Evet, hal böyleyken bombayı patlatmalıyım ki evimizde şoka giren o kadın şoktan çıkınca benim kaynanam oldu. Adı Cavidan. Siz bilmezsiniz ama bu kadın türklerin rum eline attığı en büyük kazıktır. Bu diyarlara gelin geldiğinden beri şehre kasvet çöktüğünden felaket-i yunan Cavidan nam salmıştı. Bundan ben de payımı almıştım, ne zaman gözleri gözlerime değse felaketim olurdu, ağlardım.
Bu kadına ve tüm yaptıklarına tabi ki Sokrat için katlanmayı göze almıştım.
Sayın okur, anla, o adam için  gerekirse afet koodinasyon merkezi, gerekirse kriz masası oluşturabilirdim.
O'nun için tabağımda pilavla çoban salatayı karıştırır, domatesin suyundan vıcık vıcık olmuş pirinç tanelerini afiyetle yiyebilirdim.
Dünyanın, aynı anda hem silindir hem küp hem de üçgen prizma olduğunu ispatlayabilirdim.
Seviyesiz pop dinleyebilir, opera izleyebilirdim.
20 ciltlik ansiklopedinin her cümlesini tek tek öğelerine ayırabilirdim.
Aylaynırı gözüme düzgün bir şekilde çekebilirdim.
Kahvenin rengine "kahverengi"nden daha orijinal bir renk adı bulabilirdim.
Sevdiği çiçeklere dayak zoruyla fotosentez yaptırabilirdim.
Kedilere yabancı dil öğretebilir, balıklara hafıza geliştirme teknikleri uygulayabilirdim.
Lacivert pantolonun altına siyah rugan kundura giyebilir, saati sağ koluma takabilirdim.
Ya, var ya, ben O'nun için emoji bile kullanabilirdim, sen ne diyorsun.
Çünkü çok tatlıydı be sayın okur. Patates kafalı, soğan burunlu bir adamdı. Karpuz göbekliydi ama O, o tümsekliğin kemer tokası olduğunu iddia ederdi hep.

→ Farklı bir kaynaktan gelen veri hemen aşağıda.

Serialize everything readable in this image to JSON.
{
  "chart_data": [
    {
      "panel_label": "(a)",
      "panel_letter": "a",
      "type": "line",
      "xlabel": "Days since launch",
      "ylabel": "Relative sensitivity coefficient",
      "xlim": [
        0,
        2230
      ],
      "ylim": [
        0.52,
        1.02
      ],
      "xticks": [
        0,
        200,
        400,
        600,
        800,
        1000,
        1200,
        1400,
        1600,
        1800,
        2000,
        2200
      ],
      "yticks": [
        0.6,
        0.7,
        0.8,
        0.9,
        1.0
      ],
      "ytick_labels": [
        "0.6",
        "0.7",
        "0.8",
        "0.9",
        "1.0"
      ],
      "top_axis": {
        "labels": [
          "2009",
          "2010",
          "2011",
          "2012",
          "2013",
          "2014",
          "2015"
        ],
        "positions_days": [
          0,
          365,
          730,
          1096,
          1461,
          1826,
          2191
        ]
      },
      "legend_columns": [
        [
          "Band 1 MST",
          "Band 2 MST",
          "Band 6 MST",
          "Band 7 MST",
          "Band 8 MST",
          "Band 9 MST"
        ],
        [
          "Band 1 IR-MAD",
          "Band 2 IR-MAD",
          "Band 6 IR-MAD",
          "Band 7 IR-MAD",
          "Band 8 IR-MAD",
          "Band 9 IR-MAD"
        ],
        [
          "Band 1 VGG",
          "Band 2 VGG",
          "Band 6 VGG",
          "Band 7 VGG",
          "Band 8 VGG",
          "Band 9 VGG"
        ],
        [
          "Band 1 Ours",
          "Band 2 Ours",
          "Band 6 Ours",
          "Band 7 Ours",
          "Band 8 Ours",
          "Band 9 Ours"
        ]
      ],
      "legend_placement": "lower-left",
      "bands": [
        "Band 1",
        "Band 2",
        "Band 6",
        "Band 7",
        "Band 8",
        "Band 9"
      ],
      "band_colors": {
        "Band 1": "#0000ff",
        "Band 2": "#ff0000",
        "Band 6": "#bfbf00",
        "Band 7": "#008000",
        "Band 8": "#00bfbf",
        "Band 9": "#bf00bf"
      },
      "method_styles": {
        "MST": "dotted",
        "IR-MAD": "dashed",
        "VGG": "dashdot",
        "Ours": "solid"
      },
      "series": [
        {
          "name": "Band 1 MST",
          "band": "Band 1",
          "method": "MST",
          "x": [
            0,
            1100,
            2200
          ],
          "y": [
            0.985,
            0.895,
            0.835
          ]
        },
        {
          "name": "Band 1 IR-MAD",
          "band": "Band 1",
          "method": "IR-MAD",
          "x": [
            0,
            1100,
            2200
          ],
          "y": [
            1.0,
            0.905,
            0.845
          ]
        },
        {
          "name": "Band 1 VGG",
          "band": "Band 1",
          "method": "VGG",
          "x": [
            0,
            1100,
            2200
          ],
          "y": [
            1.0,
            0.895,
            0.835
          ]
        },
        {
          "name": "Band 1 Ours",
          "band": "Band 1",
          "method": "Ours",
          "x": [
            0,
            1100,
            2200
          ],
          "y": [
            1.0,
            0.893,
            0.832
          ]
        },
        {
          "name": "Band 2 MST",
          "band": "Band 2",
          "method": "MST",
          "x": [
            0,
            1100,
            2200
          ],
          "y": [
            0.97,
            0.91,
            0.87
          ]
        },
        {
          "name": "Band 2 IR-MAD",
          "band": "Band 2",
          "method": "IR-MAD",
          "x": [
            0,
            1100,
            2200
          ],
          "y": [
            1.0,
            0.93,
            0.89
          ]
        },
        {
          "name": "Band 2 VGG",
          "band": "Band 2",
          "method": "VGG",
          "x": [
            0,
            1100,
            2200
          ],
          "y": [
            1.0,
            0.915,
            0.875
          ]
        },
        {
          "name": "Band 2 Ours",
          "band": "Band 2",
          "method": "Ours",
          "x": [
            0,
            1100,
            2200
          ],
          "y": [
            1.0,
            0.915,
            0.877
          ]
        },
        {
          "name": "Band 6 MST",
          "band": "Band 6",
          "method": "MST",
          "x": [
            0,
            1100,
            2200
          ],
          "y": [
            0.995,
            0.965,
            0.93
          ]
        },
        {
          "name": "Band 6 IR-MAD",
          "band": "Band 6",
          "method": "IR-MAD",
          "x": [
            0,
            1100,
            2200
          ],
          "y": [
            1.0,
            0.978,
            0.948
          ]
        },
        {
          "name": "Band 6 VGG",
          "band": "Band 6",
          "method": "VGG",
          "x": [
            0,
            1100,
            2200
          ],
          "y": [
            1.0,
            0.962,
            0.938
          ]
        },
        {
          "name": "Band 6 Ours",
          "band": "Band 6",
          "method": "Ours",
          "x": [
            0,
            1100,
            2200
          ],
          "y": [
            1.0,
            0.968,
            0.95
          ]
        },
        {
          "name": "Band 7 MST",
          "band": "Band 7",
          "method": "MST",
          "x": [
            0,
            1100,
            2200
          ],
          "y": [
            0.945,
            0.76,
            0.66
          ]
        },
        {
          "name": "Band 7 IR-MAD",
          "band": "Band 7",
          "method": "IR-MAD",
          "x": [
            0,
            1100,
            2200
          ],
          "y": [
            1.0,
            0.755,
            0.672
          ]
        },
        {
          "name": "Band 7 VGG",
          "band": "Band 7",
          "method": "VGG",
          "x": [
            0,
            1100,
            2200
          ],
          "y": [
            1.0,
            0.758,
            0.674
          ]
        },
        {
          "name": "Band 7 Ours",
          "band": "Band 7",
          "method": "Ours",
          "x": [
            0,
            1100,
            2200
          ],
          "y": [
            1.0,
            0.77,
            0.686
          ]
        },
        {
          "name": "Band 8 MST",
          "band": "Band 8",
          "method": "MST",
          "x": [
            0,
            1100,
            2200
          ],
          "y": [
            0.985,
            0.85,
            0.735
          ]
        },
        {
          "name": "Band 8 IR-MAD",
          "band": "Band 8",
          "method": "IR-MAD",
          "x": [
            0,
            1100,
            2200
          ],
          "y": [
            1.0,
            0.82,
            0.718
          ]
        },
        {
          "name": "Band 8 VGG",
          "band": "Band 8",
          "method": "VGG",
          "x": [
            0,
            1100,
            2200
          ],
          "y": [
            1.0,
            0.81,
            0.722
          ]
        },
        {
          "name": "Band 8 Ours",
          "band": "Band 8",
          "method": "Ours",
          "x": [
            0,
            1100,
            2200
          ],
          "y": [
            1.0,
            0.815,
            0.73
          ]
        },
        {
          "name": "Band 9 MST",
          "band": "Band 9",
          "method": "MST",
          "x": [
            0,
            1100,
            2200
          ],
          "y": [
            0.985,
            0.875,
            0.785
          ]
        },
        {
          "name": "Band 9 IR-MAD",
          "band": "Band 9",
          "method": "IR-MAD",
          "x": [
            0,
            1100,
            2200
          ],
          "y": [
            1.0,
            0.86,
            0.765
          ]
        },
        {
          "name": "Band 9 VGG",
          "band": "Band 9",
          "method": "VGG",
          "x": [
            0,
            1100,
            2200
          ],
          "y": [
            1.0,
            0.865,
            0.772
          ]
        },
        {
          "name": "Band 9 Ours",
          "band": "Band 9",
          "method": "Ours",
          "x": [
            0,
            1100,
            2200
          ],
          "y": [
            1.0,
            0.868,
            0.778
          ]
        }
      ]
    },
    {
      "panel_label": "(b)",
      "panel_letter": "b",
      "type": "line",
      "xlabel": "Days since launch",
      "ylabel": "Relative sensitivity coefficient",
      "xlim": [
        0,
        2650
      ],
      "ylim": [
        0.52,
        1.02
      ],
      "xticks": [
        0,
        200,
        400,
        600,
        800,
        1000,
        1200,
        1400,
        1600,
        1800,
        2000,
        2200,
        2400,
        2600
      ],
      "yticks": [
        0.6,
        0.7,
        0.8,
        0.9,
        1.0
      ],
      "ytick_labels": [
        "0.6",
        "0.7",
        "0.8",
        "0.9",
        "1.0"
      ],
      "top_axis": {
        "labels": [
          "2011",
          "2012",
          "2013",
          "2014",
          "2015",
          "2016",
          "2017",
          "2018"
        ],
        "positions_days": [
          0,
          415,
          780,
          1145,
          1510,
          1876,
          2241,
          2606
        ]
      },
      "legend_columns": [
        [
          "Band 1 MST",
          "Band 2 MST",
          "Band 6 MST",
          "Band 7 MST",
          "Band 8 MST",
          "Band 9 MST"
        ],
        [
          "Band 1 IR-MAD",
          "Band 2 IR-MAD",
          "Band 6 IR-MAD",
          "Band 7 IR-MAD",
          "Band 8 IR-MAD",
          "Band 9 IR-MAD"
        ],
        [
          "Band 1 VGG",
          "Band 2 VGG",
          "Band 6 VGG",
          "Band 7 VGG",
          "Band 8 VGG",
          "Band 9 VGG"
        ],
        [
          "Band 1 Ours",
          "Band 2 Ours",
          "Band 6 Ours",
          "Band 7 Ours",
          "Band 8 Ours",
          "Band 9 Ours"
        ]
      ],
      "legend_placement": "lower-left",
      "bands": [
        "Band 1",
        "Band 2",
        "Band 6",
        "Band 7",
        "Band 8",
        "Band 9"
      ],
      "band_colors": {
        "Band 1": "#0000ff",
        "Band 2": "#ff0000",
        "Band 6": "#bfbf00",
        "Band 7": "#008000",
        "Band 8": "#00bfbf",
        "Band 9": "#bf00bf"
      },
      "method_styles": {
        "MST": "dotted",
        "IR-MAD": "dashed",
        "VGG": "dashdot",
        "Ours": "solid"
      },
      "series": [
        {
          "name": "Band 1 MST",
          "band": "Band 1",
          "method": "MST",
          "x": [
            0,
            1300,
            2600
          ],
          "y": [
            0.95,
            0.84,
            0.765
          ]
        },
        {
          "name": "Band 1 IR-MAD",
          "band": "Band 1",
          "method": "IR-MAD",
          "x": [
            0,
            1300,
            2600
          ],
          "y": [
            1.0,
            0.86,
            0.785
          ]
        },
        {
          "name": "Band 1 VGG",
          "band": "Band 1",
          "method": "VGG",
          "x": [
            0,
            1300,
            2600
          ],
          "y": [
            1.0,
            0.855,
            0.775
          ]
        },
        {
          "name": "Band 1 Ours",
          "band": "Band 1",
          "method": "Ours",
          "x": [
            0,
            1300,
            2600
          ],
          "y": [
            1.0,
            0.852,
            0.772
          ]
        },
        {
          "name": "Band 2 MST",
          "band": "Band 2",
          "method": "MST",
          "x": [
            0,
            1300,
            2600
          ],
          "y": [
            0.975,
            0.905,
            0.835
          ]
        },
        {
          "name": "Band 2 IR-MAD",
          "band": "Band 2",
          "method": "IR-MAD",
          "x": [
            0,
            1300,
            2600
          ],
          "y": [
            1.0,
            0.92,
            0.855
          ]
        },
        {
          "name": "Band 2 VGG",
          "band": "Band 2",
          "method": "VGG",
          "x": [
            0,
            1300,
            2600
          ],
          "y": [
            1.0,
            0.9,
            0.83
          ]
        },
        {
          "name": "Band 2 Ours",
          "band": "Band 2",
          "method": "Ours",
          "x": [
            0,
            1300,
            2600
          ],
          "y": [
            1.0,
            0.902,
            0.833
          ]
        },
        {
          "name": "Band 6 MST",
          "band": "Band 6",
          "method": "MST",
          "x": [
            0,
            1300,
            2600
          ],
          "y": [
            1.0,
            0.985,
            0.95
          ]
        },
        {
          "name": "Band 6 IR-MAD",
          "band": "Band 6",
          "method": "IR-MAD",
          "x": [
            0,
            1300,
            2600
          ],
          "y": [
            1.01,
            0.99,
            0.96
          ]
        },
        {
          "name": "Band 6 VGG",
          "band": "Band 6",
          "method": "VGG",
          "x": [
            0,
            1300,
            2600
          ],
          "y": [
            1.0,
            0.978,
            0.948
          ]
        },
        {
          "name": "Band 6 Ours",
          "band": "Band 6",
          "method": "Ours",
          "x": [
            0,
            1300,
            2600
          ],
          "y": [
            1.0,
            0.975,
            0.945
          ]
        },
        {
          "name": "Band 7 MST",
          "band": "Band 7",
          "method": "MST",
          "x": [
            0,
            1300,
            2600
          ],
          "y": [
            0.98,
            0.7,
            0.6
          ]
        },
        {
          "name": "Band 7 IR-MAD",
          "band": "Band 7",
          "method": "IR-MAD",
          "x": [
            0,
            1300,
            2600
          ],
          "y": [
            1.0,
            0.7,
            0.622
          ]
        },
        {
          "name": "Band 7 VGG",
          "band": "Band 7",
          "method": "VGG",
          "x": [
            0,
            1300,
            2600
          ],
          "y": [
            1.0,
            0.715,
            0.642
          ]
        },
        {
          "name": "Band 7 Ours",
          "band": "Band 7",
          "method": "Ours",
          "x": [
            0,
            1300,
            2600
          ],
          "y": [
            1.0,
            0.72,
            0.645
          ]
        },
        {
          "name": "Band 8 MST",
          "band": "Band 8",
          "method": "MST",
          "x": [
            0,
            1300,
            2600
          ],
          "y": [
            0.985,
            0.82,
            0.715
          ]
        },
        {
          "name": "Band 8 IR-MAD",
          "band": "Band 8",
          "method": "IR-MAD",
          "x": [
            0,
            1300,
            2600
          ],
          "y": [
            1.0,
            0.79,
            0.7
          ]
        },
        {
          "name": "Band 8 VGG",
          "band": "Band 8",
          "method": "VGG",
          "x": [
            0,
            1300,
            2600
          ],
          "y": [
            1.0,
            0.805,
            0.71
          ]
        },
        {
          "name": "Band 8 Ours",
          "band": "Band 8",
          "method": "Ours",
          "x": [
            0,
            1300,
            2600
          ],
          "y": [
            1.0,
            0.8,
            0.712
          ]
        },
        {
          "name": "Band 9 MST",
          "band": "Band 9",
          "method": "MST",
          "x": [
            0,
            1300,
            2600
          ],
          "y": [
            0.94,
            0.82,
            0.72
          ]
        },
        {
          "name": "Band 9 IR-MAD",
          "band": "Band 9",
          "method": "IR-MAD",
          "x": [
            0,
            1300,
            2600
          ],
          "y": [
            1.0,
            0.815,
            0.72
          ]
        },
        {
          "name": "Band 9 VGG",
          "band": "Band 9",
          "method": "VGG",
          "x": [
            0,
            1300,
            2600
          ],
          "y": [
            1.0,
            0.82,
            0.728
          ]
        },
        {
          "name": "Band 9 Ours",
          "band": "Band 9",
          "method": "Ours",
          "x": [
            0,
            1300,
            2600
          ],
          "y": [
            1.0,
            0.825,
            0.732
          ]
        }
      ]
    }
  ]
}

Gözleri zeytindi ama kısınca iki tane karabibere dönüşürdü. Bir şey düşünürken gözlerini hep kısardı o yüzden gözlerinde  karabiberden öte bir büyüklük görmezdi kimse. Zaten dünya malına da gözünü hiç açmadı.
Bu hayatta elli küsur yaşındaki en güzel adamdı.
Çünkü O'nu kalbimle gördüm.
Çünkü kalp, ruhu bile görebilirken göz nesneden öteye geçemez.

Neyse, şimdik bu kadar sosyal mesaj yeterli. Hayır sayın okur, soru almıyorum.